Of course, the UN also sought to market the ploy as a way to “help” civilians. Even a brief examination of its atrocious record in “peacekeeping,” however, would seem to make a mockery of those supposed justifications. In the Congo, for example, where the UN’s drones are currently deployed, human rights organizations have documented atrocity after barbaric atrocity perpetrated by UN troops or UN-backed regime forces against innocent civilians.

In fact, as The New American reported in 2010, the UN-backed forces operating across the Congo may be an even greater threat to civilians than the “armed groups” that the global body is trying to disarm and crush. According to an umbrella group of 84 organizations called the Congo Advocacy Coalition and even a report commissioned by the UN itself, the “peacekeeping” machinations have been an unmitigated disaster, with soldiers killing and raping civilians with impunity.

“For every rebel combatant disarmed, one civilian has been killed, seven women and girls have been raped, six houses have been burned and destroyed and 900 people have been forced to flee their homes,” the coalition calculated after an investigation. The UN-backed operations have “resulted in an unacceptable cost for the civilian population,” the group said in a press release at the time.
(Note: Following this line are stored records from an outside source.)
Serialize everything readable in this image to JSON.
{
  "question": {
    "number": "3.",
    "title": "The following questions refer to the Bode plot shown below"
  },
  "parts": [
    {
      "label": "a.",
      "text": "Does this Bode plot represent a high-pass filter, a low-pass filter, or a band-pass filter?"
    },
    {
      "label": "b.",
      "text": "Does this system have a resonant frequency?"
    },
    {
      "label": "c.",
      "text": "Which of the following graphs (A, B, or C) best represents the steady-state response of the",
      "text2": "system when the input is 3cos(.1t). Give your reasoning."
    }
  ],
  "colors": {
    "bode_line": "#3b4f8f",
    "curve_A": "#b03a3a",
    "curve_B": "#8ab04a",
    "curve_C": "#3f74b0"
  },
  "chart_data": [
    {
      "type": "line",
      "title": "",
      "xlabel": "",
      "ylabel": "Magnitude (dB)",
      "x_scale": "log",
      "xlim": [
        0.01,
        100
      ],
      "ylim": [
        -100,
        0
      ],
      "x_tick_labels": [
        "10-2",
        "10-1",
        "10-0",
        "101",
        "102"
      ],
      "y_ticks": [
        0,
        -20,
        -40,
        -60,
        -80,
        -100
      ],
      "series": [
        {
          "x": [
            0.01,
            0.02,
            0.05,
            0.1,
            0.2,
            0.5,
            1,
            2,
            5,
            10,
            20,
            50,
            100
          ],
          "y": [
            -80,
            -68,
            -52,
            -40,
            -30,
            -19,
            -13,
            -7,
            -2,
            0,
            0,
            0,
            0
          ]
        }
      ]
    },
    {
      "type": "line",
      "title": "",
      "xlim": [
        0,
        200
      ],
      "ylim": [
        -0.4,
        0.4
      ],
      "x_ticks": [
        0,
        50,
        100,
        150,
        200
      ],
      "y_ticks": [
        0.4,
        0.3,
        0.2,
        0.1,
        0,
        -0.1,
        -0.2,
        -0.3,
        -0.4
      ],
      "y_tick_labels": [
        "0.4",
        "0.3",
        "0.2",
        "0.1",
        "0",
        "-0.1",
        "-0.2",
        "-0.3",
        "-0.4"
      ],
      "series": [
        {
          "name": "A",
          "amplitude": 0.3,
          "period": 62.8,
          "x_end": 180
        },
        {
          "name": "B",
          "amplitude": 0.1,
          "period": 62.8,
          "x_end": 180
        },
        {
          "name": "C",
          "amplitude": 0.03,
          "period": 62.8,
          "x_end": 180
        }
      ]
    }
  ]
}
Even radical pro-UN groups blasted the UN mission, with Human Rights Watch saying the global “peacekeepers” were “supporting an army that is attacking its own population.” The Associated Press reported that the group identified more murders of civilians perpetrated by the UN and its partner regime than by the “rebels” they were supposedly fighting. Incredibly, even a UN-commissioned report by a “Group of Experts” documented some of the horrors. Still, the mission continues — now with drones to help out.

Of course, the current regime ruling over the Congo is led by Joseph Kabila, who was trained by the Communist Chinese “People’s Liberation Army” in Beijing. The UN has a long and atrocious history of fighting on behalf of brutal governments. More recently, as The New American reported last year, UN “peace” forces have come under fire for everything from corruption and lawlessness to spreading deadly diseases and even murdering and sexually abusing civilian populations in countries they occupy.

The discussion about whether or not the UN’s military should be operating drones, though, diverts attention away from much more fundamental issues that must be addressed. Why, for instance, should the United States government remain a member — and primary financier — of a scandal-plagued organization that is dominated by autocrats and openly hostile to the U.S. Constitution and the God-given rights of Americans? The UN is currently seeking a U.S.-based “disarmament officer” for reasons that remain unclear.

Legislation in Congress right now — H.R. 75, The American Sovereignty Restoration Act — would revoke U.S. membership in the scandal-plagued global body and end all funding for it. Another alternative would be for the House to end all funds for the UN until the U.S. government can formally withdraw. Not only would such a move benefit the American people, who are increasingly coming under attack from an out-of-control UN they pay for, it would be especially helpful to the people around the world whom the UN purports to “help.”